Step carefully. Many of the common statistical assumptions -- independence, identitical distribution, Normal distribution, homoscedasticity, stationarity -- are routinely violated by the data we work with. Some violations are consequential and others aren’t, but if you turn a blind eye to them all, you are likely to get poor results.

Tip: If you want to be a thoughtful colleague, help your fellows carefully think through the standard assumptions and figure out whether any of them need to be double checked in their analysis.

Anti-tip: if you want to be a statistics asshole, tell everyone that their entire analysis is invalidated by their assumptions.

Other useful assumptions: Parameter distributions

Sometimes, when incorporating domain knowledge into our models, we can comfortably assume something about the parameter values themselves, in addition to the model structure.

For example, consider a model of regional differences in income, broken out by profession. There are already nationwide income surveys by profession. It’s reasonable to expect that regional differences in the wages of, say, a carpenter, will not be radically different than the national average, perhaps higher or lower by 50%, but not a factor of ten. This gives us a running start. With this bit of prior knowledge, we can craft a distribution showing our best guess for what these wages will be.

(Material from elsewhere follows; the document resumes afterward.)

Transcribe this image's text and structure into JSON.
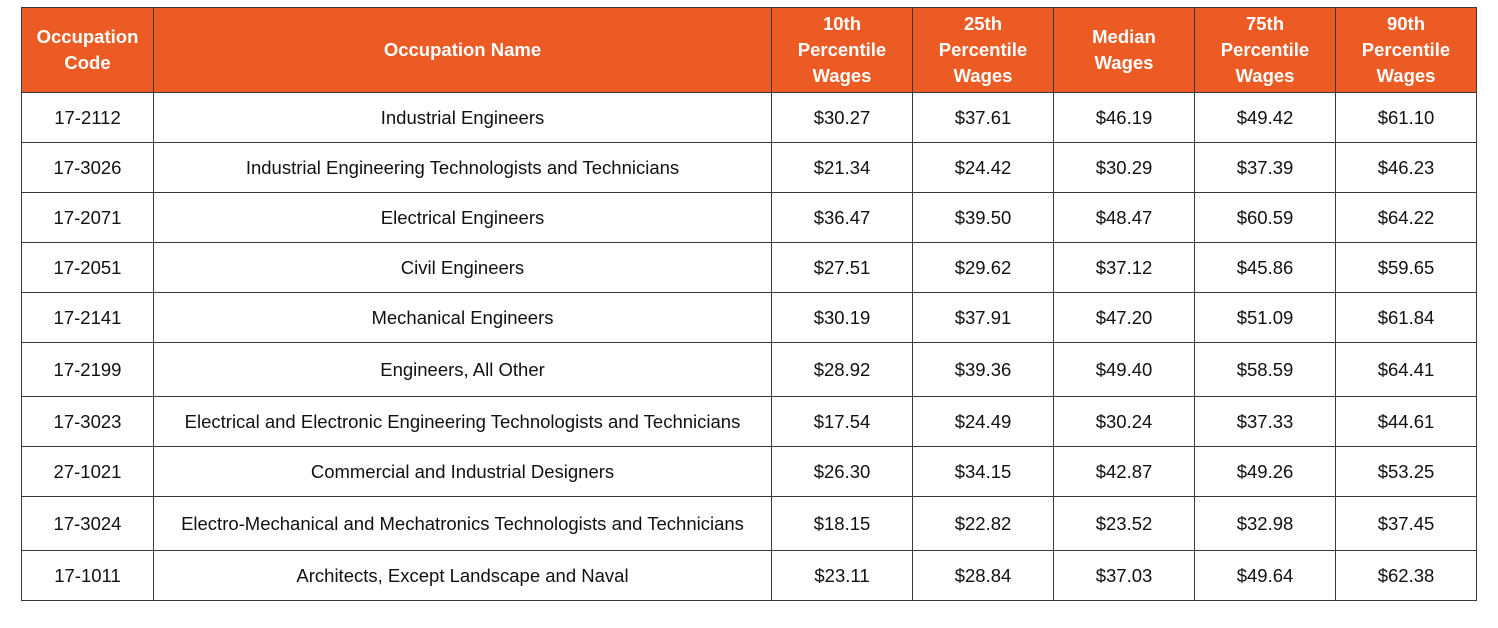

Using Bayes Theorem we can cleverly use each new data point to update this distribution. It’s useful to think of this as a representation of our beliefs. We start with the vague belief that in any given region, a carpenter makes somewhere in the neighborhood of the national average, and then as we collect data for each region, this belief gets updated and shifted and takes on the characteristics of the local data more completely. The magic of the Bayesian approach is that it reaches a confident estimate with fewer data points that it would have taken otherwise. Again, we have the option to trade some assumptions for increased confidence. Again, the pitfall is that if we start out with the wrong assumptions, we can actually make our life much harder, and require many more data points to reach the same level of confidence.

Those who favor the Bayesian modeling approach and those who don’t trade (usually good natured) criticisms and jokes. They just represent different sets of assumptions. Each is appropriate for different goals and different data sets.

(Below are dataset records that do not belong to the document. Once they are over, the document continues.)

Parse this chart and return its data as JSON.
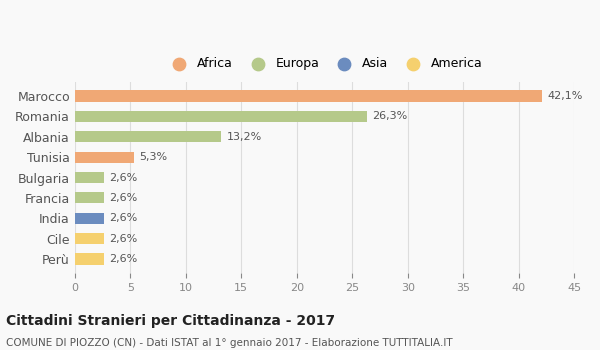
{
  "categories": [
    "Marocco",
    "Romania",
    "Albania",
    "Tunisia",
    "Bulgaria",
    "Francia",
    "India",
    "Cile",
    "Perù"
  ],
  "values": [
    42.1,
    26.3,
    13.2,
    5.3,
    2.6,
    2.6,
    2.6,
    2.6,
    2.6
  ],
  "labels": [
    "42,1%",
    "26,3%",
    "13,2%",
    "5,3%",
    "2,6%",
    "2,6%",
    "2,6%",
    "2,6%",
    "2,6%"
  ],
  "colors": [
    "#f0a875",
    "#b5c98a",
    "#b5c98a",
    "#f0a875",
    "#b5c98a",
    "#b5c98a",
    "#6b8cbf",
    "#f5d06e",
    "#f5d06e"
  ],
  "legend": [
    {
      "label": "Africa",
      "color": "#f0a875"
    },
    {
      "label": "Europa",
      "color": "#b5c98a"
    },
    {
      "label": "Asia",
      "color": "#6b8cbf"
    },
    {
      "label": "America",
      "color": "#f5d06e"
    }
  ],
  "xlim": [
    0,
    45
  ],
  "xticks": [
    0,
    5,
    10,
    15,
    20,
    25,
    30,
    35,
    40,
    45
  ],
  "title": "Cittadini Stranieri per Cittadinanza - 2017",
  "subtitle": "COMUNE DI PIOZZO (CN) - Dati ISTAT al 1° gennaio 2017 - Elaborazione TUTTITALIA.IT",
  "background_color": "#f9f9f9",
  "grid_color": "#dddddd",
  "bar_height": 0.55
}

Other useful assumptions: Causal relationships

Another type of structure we could add to our models is causality. This is extraordinarily helpful for answering questions about why something happened and what would have happened if another decision had been made. Causal relationships are in a class of their own. Most statistical and machine learning models don’t say anything about causality directly. They can, at best, hint at it through careful experiment design. But there is a small and growing body of work around models that explicitly represent causal relationships. They let you answer questions like "What if I had not made this decision? What if this event had not happened?" These are called counterfactuals, and as you can imagine, this type of analysis lends itself very well to making decisions and evaluating them. If you want to go deeper into this topic, I recommend The Book of Why by Judea Pearl. He is a pioneer in the field and gives an excellent in depth tour.

Causal relationships are similar to the other assumptions we have discussed. If you are justified in assuming them, they add a lot of power to your analysis, and help you reach confident conclusions more quickly. However if the assumption is unjustified, making it will hurt you more than it helps you, no matter how much you like the results.

The three A’s of modeling: Assumptions, assumptions, assumptions

So, returning to the question at hand, which model candidates should you try? The answer, as always, is entirely dependent on what you are trying to do. But the one invariant, your single guiding principle in the process, is to be mindful of your assumptions. You can’t get rid of them. If you ignore them they will bite you. But if you pay attention to them and thoughtfully prune them, they will repay you with the strongest possible foundation for your analysis.

Nice work! You made it all the way through. Now you are armed with the concepts you need to choose good models. May they serve you well in your next project.